Supplemental Material (URL)
Abstract
  • Introduction: Growth-associated protein 43 (GAP-43) is known as a neuronal plasticity protein because it is widely expressed at high levels in neuronal growth cones during axonal regeneration. GAP-43 expressed in mature adult neurons is functionally important for the neuronal communication of synapses in learning and memory. Brain-derived neurotrophic factor (BDNF) is closely related to neurodegeneration and synaptic plasticity during the aging process. However, the molecular mechanisms regulating neurodegeneration and synaptic plasticity underlying the pathogenesis and progression of Alzheimer's disease (AD) still remain incompletely understood.

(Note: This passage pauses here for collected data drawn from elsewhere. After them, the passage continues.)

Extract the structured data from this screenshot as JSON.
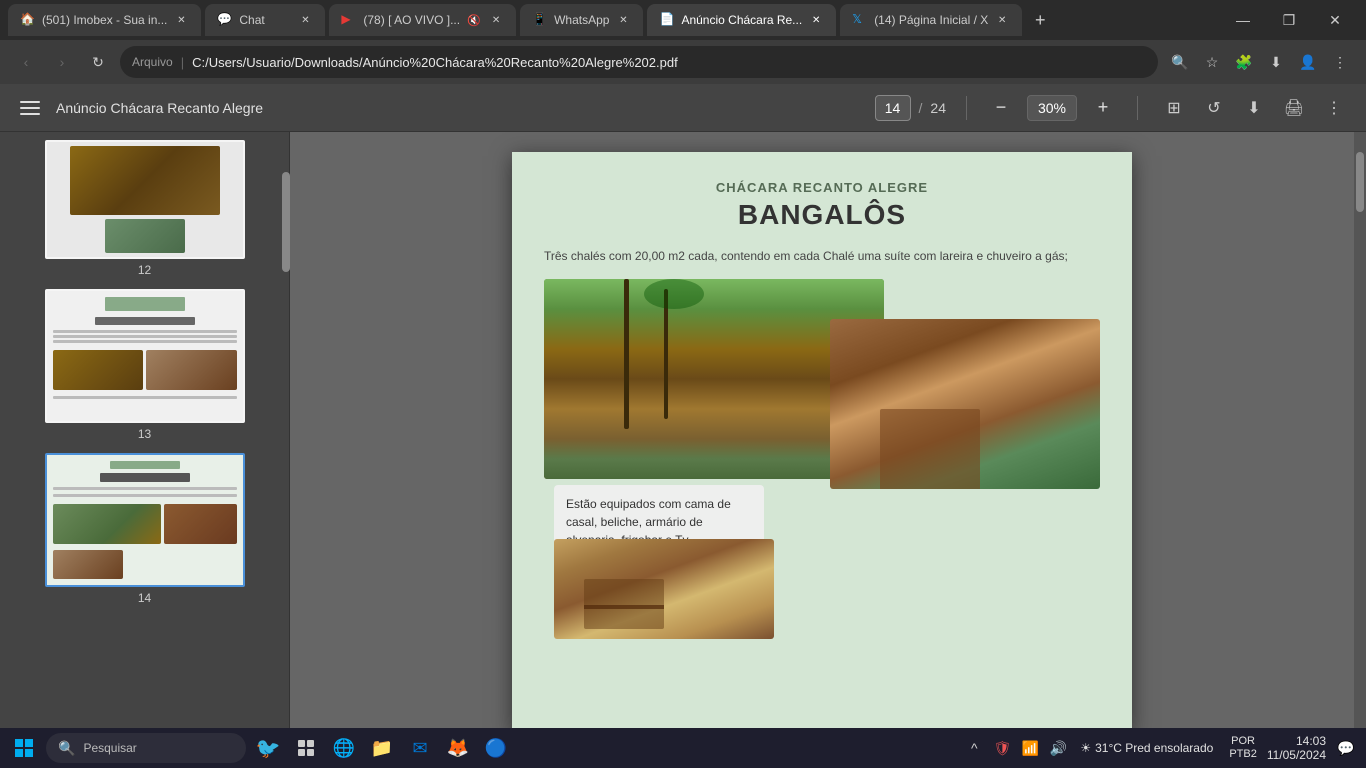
{
  "browser": {
    "tabs": [
      {
        "id": "tab1",
        "favicon": "🏠",
        "title": "(501) Imobex - Sua in...",
        "active": false,
        "color": "#f0a030"
      },
      {
        "id": "tab2",
        "favicon": "💬",
        "title": "Chat",
        "active": false,
        "color": "#4caf50"
      },
      {
        "id": "tab3",
        "favicon": "▶",
        "title": "(78) [ AO VIVO ]...",
        "active": false,
        "muted": true,
        "color": "#e53935"
      },
      {
        "id": "tab4",
        "favicon": "📱",
        "title": "WhatsApp",
        "active": false,
        "color": "#25d366"
      },
      {
        "id": "tab5",
        "favicon": "📄",
        "title": "Anúncio Chácara Re...",
        "active": true,
        "color": "#4a90d9"
      },
      {
        "id": "tab6",
        "favicon": "🐦",
        "title": "(14) Página Inicial / X",
        "active": false,
        "color": "#1da1f2"
      }
    ],
    "url_file_label": "Arquivo",
    "url_path": "C:/Users/Usuario/Downloads/Anúncio%20Chácara%20Recanto%20Alegre%202.pdf"
  },
  "pdf_toolbar": {
    "title": "Anúncio Chácara Recanto Alegre",
    "current_page": "14",
    "total_pages": "24",
    "zoom": "30%"
  },
  "thumbnails": [
    {
      "id": 12,
      "label": "12",
      "selected": false
    },
    {
      "id": 13,
      "label": "13",
      "selected": false
    },
    {
      "id": 14,
      "label": "14",
      "selected": true
    }
  ],
  "pdf_page": {
    "header": "CHÁCARA RECANTO ALEGRE",
    "title": "BANGALÔS",
    "intro": "Três chalés com 20,00 m2 cada, contendo em cada Chalé uma suíte com lareira e chuveiro a gás;",
    "caption": "Estão equipados com cama de casal, beliche, armário de alvenaria, frigobar e Tv."
  },
  "taskbar": {
    "search_placeholder": "Pesquisar",
    "weather": "31°C  Pred ensolarado",
    "time": "14:03",
    "date": "11/05/2024",
    "lang_line1": "POR",
    "lang_line2": "PTB2"
  }
}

Methods: Remarkably, the expressions of GAP-43 and BDNF perfectly match in various neurons in the Human Brain Atlas database. Moreover, GAP-43 and BDNF are highly expressed in a healthy adults' hippocampus brain region and are inversely correlated with the amyloid beta (Aβ), which is the pathological peptide of amyloid plaques found in the brains of patients with AD. Results: These data led us to investigate the impact of the direct molecular interaction between GAP-43 and BDNF in hippocampal neuron fate. In this study, we show that GAP-43 and BDNF are inversely associated with pathological molecules for AD (Tau and Aβ). In addition, we define the three-dimensional protein structure for GAP-43 and BDNF, including the predictive direct binding sites via analysis using ClusPro 2.0, and demonstrate that the deprivation of GAP-43 and BDNF triggers hippocampal neuronal death and memory dysfunction, employing the GAP-43 or BDNF knock-down cellular models and 5XFAD mice. Conclusion: These results show that GAP-43 and BDNF are direct binding partners in hippocampal neurons and that their molecular signaling might be potential therapeutic targets for AD.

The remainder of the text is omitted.